10. Thus, it is clear that availing of remedy of revision before Sessions Judge under section 399 Cr.P.C. does not bar a person from invoking power of High Court under Section 482 Cr.P.C. but High Court can not act as a second Revisional Court under garb of exercising inherent powers. While exercising inherent powers in such a matter, the High Court can interfere only where it is satisfied that if complaint is allowed to be proceeded with, it would amount to abuse of the process of Court or that interest of justice otherwise call for quashing of the charges. While exercising its inherent powers in such a matter the Court has to be conscious of the fact that the Sessions Judge has declined to exercise his revisory power in the matter. Section 482 Cr.P.C. saves the inherent power of the High Court to make such orders as may be necessary to prevent abuse of the process of any Court or otherwise to secure the ends of justice and it has to be exercised sparingly and with circumspection.
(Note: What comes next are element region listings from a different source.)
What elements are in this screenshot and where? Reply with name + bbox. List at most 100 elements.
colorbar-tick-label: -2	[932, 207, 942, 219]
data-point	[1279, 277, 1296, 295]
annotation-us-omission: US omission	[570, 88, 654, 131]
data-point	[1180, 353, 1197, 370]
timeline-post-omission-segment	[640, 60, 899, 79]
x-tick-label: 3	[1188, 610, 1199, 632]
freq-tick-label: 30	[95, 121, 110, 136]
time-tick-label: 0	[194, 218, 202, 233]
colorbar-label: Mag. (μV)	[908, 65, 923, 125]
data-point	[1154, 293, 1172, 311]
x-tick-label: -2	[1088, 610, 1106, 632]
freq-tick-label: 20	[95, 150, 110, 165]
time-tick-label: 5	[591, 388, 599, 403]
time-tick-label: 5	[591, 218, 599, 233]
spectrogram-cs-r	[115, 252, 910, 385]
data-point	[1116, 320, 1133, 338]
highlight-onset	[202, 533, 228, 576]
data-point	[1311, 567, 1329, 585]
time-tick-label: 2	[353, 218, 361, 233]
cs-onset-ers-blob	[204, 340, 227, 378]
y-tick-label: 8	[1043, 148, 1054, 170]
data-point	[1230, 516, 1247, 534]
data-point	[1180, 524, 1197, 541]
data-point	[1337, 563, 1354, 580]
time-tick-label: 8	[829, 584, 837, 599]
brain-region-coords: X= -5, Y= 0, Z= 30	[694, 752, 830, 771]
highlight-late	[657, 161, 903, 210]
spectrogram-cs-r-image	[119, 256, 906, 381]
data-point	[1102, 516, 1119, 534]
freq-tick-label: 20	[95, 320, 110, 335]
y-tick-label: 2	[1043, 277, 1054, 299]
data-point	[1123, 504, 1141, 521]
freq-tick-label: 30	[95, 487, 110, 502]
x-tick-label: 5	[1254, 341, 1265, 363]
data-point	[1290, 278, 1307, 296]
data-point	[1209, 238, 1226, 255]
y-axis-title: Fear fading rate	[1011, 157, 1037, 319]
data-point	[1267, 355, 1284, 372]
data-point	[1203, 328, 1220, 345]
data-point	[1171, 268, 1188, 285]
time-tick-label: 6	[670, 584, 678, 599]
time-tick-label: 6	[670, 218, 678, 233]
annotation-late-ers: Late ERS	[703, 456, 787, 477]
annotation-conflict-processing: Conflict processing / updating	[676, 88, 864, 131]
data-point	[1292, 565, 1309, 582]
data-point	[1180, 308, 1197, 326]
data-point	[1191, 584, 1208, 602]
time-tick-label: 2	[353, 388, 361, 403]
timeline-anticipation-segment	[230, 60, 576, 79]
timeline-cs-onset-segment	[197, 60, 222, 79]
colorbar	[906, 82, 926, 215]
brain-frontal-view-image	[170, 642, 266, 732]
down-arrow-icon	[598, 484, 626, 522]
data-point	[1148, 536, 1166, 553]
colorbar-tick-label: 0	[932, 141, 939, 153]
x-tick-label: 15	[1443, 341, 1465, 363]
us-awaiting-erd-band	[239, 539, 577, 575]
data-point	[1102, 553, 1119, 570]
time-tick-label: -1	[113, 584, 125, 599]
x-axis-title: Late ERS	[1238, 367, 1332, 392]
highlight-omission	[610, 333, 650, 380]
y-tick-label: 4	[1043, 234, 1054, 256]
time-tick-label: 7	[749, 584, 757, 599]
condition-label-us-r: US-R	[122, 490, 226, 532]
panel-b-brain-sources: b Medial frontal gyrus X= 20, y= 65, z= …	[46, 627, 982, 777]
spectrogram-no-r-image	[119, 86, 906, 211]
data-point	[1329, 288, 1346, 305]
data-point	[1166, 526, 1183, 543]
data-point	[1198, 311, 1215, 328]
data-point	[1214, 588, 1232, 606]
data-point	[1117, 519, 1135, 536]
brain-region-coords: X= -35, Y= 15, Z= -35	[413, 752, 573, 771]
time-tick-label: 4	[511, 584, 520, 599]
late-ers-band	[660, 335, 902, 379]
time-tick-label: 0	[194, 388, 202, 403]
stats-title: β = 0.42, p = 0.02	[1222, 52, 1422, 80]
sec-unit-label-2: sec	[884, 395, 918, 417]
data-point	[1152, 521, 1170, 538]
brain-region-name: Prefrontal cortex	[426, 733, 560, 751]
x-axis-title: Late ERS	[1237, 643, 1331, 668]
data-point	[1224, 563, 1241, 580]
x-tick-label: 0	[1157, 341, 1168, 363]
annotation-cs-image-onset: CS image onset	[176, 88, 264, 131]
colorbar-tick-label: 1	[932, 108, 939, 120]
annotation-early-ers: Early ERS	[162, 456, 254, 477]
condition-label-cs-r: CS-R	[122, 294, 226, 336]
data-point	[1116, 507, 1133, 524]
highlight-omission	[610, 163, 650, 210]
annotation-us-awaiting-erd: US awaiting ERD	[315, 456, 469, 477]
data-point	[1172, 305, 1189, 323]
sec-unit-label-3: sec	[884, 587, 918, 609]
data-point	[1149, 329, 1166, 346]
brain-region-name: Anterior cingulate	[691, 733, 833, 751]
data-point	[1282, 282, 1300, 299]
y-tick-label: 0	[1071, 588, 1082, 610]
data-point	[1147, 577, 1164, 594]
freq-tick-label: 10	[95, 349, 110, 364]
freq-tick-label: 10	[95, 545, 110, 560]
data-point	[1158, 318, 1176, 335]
11. Keeping in view the aforesaid legal position, in the instant case it may be seen that the complainant has made allegations that on 16.04.2018 applicant and others have assaulted the complainant and resultantly she has sustained injuries and that the accused persons have trespassed into her house. The version of complainant is supported by medical evidence. The version of complainant was further supported by witnesses, examined under Section 202 Cr.P.C. The Magistrate has summoned the applicant considering all attending facts. Similarly the revisional court has considered the entire facts and law and dismissed the revision. No patent illegality or perversity could be shown in the impugned orders. I have gone through the law laid down in the case of Mahmood Ali & Ors. (supra) and Mahboob & Ors. (supra) and in view of facts of the present case, said case laws do not help the applicant. Similarly, the case of applicant does not fall in any of the seven categories carved out by the Hon'ble Apex Court in the case of State of Haryana & Ors. (supra). As criminal revision against the summoning order dated 02.11.2021 has already been dismissed by the revisional court vide order dated 14.05.2024, in such situation the interference under Section 482 CrPC can only be made when there is grave miscarriage of justice or abuse of the process of the court or the required statutory procedure has not been complied with or there is failure of justice. Applying the principles set out in the judgments referred above to the case on hand, this Court is of the view that there is no compelling circumstance or exceptional circumstance warranting invocation of section 482 Cr.P.C. by this Court. Therefore, this application under section 482 Cr.P.C. deserves to be dismissed.

12. The application u/s 482 Cr.P.C. is hereby dismissed.